The Xiaqiyuan culture is mainly distinguished from surrounding cultures by its pottery.
Cultural variants developed in the area from local Longshan culture traditions.
Scholars disagree on the naming of these variants.
It is also unclear whether the common features outweigh the differences between them, which tend to reflect cultures neighbouring each variant.
There is no evidence of unified political control; the area probably consisted of a large number of small polities much simpler than that of Erlitou.
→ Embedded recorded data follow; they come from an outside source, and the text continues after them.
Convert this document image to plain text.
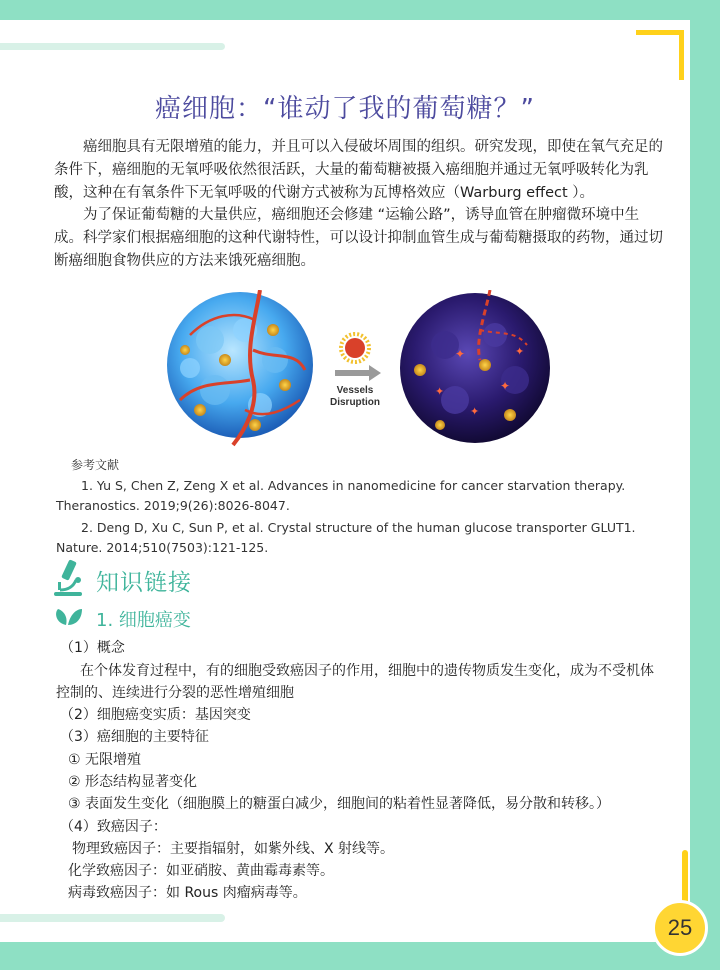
癌细胞：“谁动了我的葡萄糖？”

癌细胞具有无限增殖的能力，并且可以入侵破坏周围的组织。研究发现，即使在氧气充足的条件下，癌细胞的无氧呼吸依然很活跃，大量的葡萄糖被摄入癌细胞并通过无氧呼吸转化为乳酸，这种在有氧条件下无氧呼吸的代谢方式被称为瓦博格效应（Warburg effect ）。

为了保证葡萄糖的大量供应，癌细胞还会修建 “运输公路”，诱导血管在肿瘤微环境中生成。科学家们根据癌细胞的这种代谢特性，可以设计抑制血管生成与葡萄糖摄取的药物，通过切断癌细胞食物供应的方法来饿死癌细胞。

Vessels
Disruption
✦
✦
✦
✦
✦
参考文献

1. Yu S, Chen Z, Zeng X et al. Advances in nanomedicine for cancer starvation therapy. Theranostics. 2019;9(26):8026-8047.

2. Deng D, Xu C, Sun P, et al. Crystal structure of the human glucose transporter GLUT1. Nature. 2014;510(7503):121-125.

知识链接
1. 细胞癌变

（1）概念

在个体发育过程中，有的细胞受致癌因子的作用，细胞中的遗传物质发生变化，成为不受机体

控制的、连续进行分裂的恶性增殖细胞

（2）细胞癌变实质：基因突变

（3）癌细胞的主要特征

① 无限增殖

② 形态结构显著变化

③ 表面发生变化（细胞膜上的糖蛋白减少，细胞间的粘着性显著降低，易分散和转移。）

（4）致癌因子：

物理致癌因子：主要指辐射，如紫外线、X 射线等。

化学致癌因子：如亚硝胺、黄曲霉毒素等。

病毒致癌因子：如 Rous 肉瘤病毒等。

25
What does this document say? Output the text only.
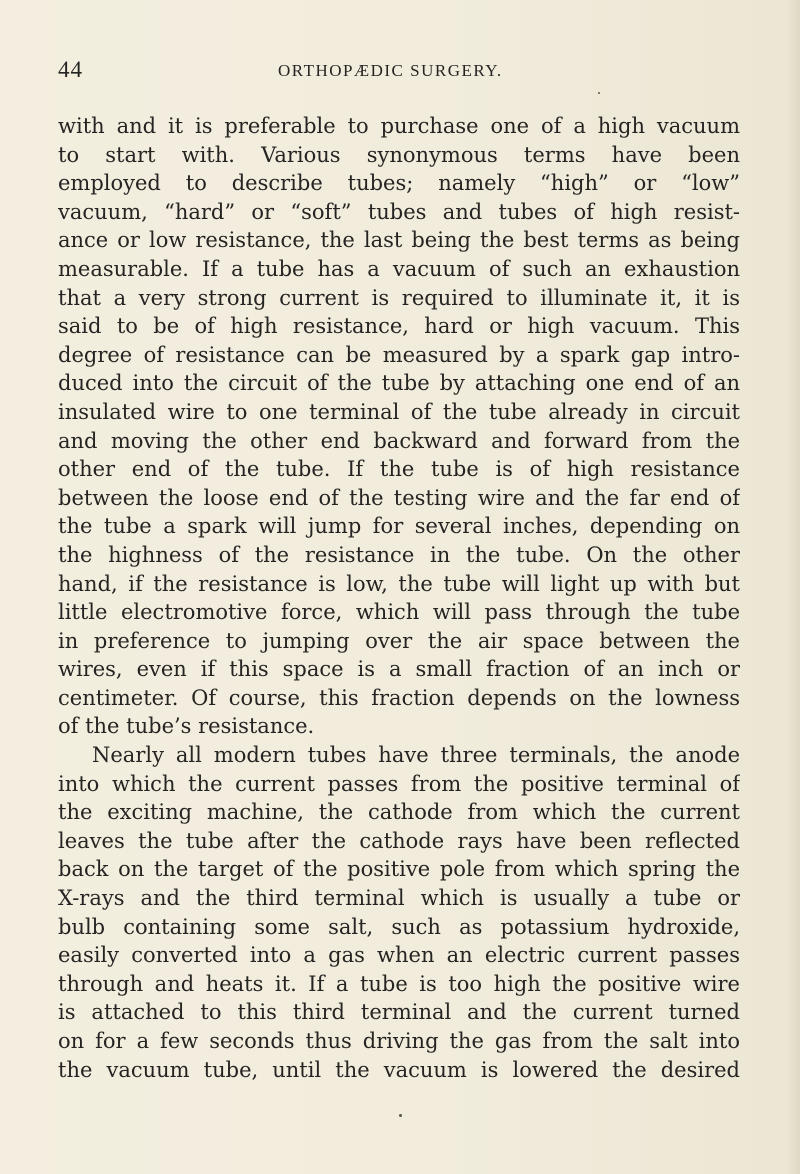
44	ORTHOPÆDIC SURGERY.
with and it is preferable to purchase one of a high vacuum
to start with. Various synonymous terms have been
employed to describe tubes; namely “high” or “low”
vacuum, “hard” or “soft” tubes and tubes of high resist-
ance or low resistance, the last being the best terms as being
measurable. If a tube has a vacuum of such an exhaustion
that a very strong current is required to illuminate it, it is
said to be of high resistance, hard or high vacuum. This
degree of resistance can be measured by a spark gap intro-
duced into the circuit of the tube by attaching one end of an
insulated wire to one terminal of the tube already in circuit
and moving the other end backward and forward from the
other end of the tube. If the tube is of high resistance
between the loose end of the testing wire and the far end of
the tube a spark will jump for several inches, depending on
the highness of the resistance in the tube. On the other
hand, if the resistance is low, the tube will light up with but
little electromotive force, which will pass through the tube
in preference to jumping over the air space between the
wires, even if this space is a small fraction of an inch or
centimeter. Of course, this fraction depends on the lowness
of the tube’s resistance.
Nearly all modern tubes have three terminals, the anode
into which the current passes from the positive terminal of
the exciting machine, the cathode from which the current
leaves the tube after the cathode rays have been reflected
back on the target of the positive pole from which spring the
X-rays and the third terminal which is usually a tube or
bulb containing some salt, such as potassium hydroxide,
easily converted into a gas when an electric current passes
through and heats it. If a tube is too high the positive wire
is attached to this third terminal and the current turned
on for a few seconds thus driving the gas from the salt into
the vacuum tube, until the vacuum is lowered the desired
The Zhanghe variant stretches from the Huan River valley in northern Henan through the Zhang River valley into southern Hebei.
It is the geographical centre of the Xiaqiyuan culture, and considered the most representative.
Houses are either caves or semisubterranean.
At the start of the period, the most common cooking vessels were deep pots (guan), as in Erlitou to the south.
These were replaced with li tripods.
The main type of this vessel featured thin walls, solid conical tips and cord-mark surface decoration, similar to vessels from the upper Fen River valley (near modern Taiyuan) on the other side of the Taihang Mountains.
These vessels began to appear in Erlitou towards the end of the period, and would be the dominant type in the succeeding Erligang culture.

The Yuegezhuang variant is found in northern Hebei.
No houses or burials associated with this variant have been found.
The few metal items found are of Northern Zone styles, and appear to be trade items. No moulds for casting have been found at Xiaqiyuan sites.

The Lutaigang variant is represented by a single site, south of the Yellow River in eastern Henan. The only house found on the site was a circular surface dwelling. The main cooking vessels were guan pots, with a smaller number of li tripods. There are also a number of pottery types derived from the Yueshi culture to the east.

The Huiwei variant lies south of the Zhanghe area in the upper Wei River valley, separated from the Erlitou culture area to the south by the Qin River and the Yellow River.
There is evidence of violent confrontation in the border area.
Because of commonalities with Erlitou and other neighbouring cultures, this variant is sometimes classified as a separate Luwangfen–Songtao culture.
The most common cooking vessels are deep guan pots, as in Erlitou (together with ding cauldrons), followed by li tripods similar to those of Zhanghe.
The most common stone cutting tools are knives, rather than sickles as in Erlitou and Zhanghe.
As with Zhanghe, the most common bone implement is the ladle.

== Historical theories ==

There is a strong tendency in Chinese archaeology to identify ceramic assemblages with ethnic or political groups, particularly those mentioned in traditional histories.
On the basis of similar pottery types to those of the succeeding Erligang culture, which is often identified with the early part of the Shang dynasty, many archaeologists view the Zhanghe variant, or the Xiaqiyuan culture as a whole, as the Proto-Shang.
Some archaeologists identify the southern Huiwei variant (or Luwangfen-Songtao culture) with the ancient Wei people described in traditional texts as being defeated by the Shang.